Streets along the parade route will be closed to traffic through 4 p.m., the city of Boston website says. Parking restrictions will be in effect for a number of streets near the route:

  • Boylston Street, both sides, Massachusetts Avenue to Tremont Street
  • Exeter Street, both sides, Newbury Street to St. James Avenue
  • Dartmouth Street, both sides, Newbury Street to St. James Avenue
  • Gloucester Street, both sides, Newbury Street to Boylston Street
  • Fairfield Street, both sides, Boylston Street to Newbury Street
  • Clarendon Street, both sides, Newbury Street to Tremont Street
  • Tremont Street, both sides, Union Park Street to East Berkeley Street
  • Berkeley Street, both sides, Tremont Street to Newbury Street
  • Charles Street South, both sides, Park Plaza to Boylston Street
  • Charles Street, both sides, Boylston Street to Beacon Street
  • Beacon Street, both sides, Charles Street to Tremont Street
  • Tremont Street, both sides, Cambridge Street to Beacon Street
  • Court Street, both sides, Washington Street to Cambridge Street
  • Cambridge Street, Center Plaza side, Bowdoin Street to Court Street, east side, Sudbury Street to New Chardon Street
  • New Chardon Street, Cambridge Street to Congress Street
  • Cambridge Street, City Hall side, Court Street to Sudbury Street** This restriction will also be in effect Sunday, as well as Saturday.

How to get there

The Boston Transportation Department encourages people coming into the city to refrain from using their personal vehicles. Attendees are urged to use the MBTA. You can check the MBTA website for schedules and routes.

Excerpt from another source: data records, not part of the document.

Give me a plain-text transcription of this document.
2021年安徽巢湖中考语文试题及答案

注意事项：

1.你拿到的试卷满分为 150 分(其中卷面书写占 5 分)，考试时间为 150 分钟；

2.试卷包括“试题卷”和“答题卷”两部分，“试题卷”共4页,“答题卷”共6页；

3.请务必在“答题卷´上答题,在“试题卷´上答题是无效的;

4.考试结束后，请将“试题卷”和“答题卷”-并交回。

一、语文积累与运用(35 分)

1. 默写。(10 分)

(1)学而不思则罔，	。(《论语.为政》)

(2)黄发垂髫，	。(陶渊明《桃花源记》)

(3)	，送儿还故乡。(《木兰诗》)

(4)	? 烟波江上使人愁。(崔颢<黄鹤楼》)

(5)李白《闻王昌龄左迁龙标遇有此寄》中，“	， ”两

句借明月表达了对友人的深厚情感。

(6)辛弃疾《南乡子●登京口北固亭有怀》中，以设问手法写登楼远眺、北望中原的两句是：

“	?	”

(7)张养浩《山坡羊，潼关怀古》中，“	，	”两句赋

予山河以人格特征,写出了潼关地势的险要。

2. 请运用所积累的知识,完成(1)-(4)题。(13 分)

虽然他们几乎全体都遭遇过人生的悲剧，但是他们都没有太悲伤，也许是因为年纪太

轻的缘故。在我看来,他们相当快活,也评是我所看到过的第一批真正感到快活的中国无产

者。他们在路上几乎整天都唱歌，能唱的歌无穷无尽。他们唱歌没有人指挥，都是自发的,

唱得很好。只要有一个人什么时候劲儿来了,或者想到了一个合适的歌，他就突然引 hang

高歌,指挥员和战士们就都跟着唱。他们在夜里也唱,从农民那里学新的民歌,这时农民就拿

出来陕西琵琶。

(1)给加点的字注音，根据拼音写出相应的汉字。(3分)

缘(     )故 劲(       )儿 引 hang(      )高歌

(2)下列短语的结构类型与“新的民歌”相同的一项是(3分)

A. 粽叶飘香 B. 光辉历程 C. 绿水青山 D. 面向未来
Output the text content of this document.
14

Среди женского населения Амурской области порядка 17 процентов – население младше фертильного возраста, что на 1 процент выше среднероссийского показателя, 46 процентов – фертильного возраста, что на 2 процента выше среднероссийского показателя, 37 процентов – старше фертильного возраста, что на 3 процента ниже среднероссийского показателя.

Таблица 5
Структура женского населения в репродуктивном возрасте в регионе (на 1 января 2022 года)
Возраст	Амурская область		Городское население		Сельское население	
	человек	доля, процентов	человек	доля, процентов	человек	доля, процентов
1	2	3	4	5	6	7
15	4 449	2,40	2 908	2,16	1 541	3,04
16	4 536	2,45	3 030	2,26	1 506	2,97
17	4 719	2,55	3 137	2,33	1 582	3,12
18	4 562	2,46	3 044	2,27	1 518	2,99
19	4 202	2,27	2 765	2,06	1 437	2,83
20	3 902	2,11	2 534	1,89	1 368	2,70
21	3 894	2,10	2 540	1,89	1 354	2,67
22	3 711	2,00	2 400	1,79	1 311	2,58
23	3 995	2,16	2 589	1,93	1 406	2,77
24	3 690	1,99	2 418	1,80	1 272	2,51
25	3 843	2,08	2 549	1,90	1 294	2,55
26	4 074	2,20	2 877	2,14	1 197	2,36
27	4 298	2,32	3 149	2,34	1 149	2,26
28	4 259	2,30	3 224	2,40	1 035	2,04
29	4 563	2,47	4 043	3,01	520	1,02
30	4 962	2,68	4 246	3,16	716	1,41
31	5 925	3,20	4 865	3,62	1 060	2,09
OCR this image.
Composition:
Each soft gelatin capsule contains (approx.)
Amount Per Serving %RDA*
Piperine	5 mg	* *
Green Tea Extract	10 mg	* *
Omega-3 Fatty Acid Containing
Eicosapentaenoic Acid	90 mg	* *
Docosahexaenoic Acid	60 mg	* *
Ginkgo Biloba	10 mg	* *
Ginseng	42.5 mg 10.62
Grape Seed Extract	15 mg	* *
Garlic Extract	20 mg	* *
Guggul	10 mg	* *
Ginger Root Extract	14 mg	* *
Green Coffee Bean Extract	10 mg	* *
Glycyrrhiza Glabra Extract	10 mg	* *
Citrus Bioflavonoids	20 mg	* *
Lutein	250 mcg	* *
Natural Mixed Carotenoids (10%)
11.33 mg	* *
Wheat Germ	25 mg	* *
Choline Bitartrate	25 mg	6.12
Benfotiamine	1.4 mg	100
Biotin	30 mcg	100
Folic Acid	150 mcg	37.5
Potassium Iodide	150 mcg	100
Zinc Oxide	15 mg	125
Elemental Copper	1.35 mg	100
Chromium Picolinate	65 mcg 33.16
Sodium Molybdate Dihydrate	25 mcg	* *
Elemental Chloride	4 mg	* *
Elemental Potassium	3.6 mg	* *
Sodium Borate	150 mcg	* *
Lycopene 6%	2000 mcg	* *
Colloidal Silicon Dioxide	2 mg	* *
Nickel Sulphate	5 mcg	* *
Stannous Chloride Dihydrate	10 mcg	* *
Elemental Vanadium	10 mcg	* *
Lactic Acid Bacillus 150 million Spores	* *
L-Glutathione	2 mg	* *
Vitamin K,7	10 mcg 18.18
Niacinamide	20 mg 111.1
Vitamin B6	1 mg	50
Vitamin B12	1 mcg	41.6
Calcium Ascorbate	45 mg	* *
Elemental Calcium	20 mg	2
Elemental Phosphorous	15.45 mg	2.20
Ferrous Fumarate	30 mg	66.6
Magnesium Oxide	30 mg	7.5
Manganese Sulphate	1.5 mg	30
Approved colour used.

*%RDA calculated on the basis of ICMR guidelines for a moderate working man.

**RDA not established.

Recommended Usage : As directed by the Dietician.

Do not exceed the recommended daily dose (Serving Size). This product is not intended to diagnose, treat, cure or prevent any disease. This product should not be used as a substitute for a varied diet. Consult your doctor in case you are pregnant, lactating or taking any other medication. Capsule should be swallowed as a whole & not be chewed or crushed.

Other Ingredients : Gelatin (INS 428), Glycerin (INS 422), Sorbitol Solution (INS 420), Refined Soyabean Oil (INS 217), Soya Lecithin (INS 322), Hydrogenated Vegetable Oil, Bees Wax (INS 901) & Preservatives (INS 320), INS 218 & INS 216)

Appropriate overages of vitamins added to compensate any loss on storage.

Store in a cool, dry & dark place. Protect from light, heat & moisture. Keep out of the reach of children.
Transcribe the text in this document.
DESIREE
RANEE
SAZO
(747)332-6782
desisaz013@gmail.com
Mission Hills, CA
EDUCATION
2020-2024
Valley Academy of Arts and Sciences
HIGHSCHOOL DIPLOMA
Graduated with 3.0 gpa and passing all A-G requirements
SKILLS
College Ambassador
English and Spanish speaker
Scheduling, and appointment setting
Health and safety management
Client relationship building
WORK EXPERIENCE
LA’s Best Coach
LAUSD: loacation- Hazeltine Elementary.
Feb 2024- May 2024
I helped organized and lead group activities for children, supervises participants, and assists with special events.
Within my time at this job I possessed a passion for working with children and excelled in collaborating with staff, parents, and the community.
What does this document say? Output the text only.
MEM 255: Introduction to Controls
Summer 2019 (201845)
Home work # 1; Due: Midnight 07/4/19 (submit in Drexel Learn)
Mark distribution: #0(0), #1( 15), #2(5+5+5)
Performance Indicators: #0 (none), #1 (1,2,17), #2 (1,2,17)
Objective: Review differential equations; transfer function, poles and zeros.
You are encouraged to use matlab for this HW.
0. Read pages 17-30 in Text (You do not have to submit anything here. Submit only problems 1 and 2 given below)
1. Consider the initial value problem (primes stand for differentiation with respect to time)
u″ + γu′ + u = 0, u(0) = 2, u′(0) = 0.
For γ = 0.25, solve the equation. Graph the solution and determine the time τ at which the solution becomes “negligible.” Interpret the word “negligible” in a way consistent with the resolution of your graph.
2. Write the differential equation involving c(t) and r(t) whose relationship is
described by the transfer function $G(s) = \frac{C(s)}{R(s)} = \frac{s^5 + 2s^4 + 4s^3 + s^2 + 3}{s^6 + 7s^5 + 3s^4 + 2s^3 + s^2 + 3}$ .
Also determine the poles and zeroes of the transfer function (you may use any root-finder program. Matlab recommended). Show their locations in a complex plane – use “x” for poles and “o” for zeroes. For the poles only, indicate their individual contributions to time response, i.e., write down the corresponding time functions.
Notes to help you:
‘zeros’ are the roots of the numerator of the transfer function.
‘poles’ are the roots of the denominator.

The weather Saturday looks mostly sunny with a high close to 80 degrees, so make sure you wear sun screen!

Other events

While the Pride Parade and Festival are the marquee events, there will be plenty of other activities going on throughout the day.

You can join the LGBTQ-friendly churches near the parade route for the 10 a.m. Pride Interfaith Services at Union United Methodist Church, and the 11 a.m. Pride Morning Service down the street at Old South Church.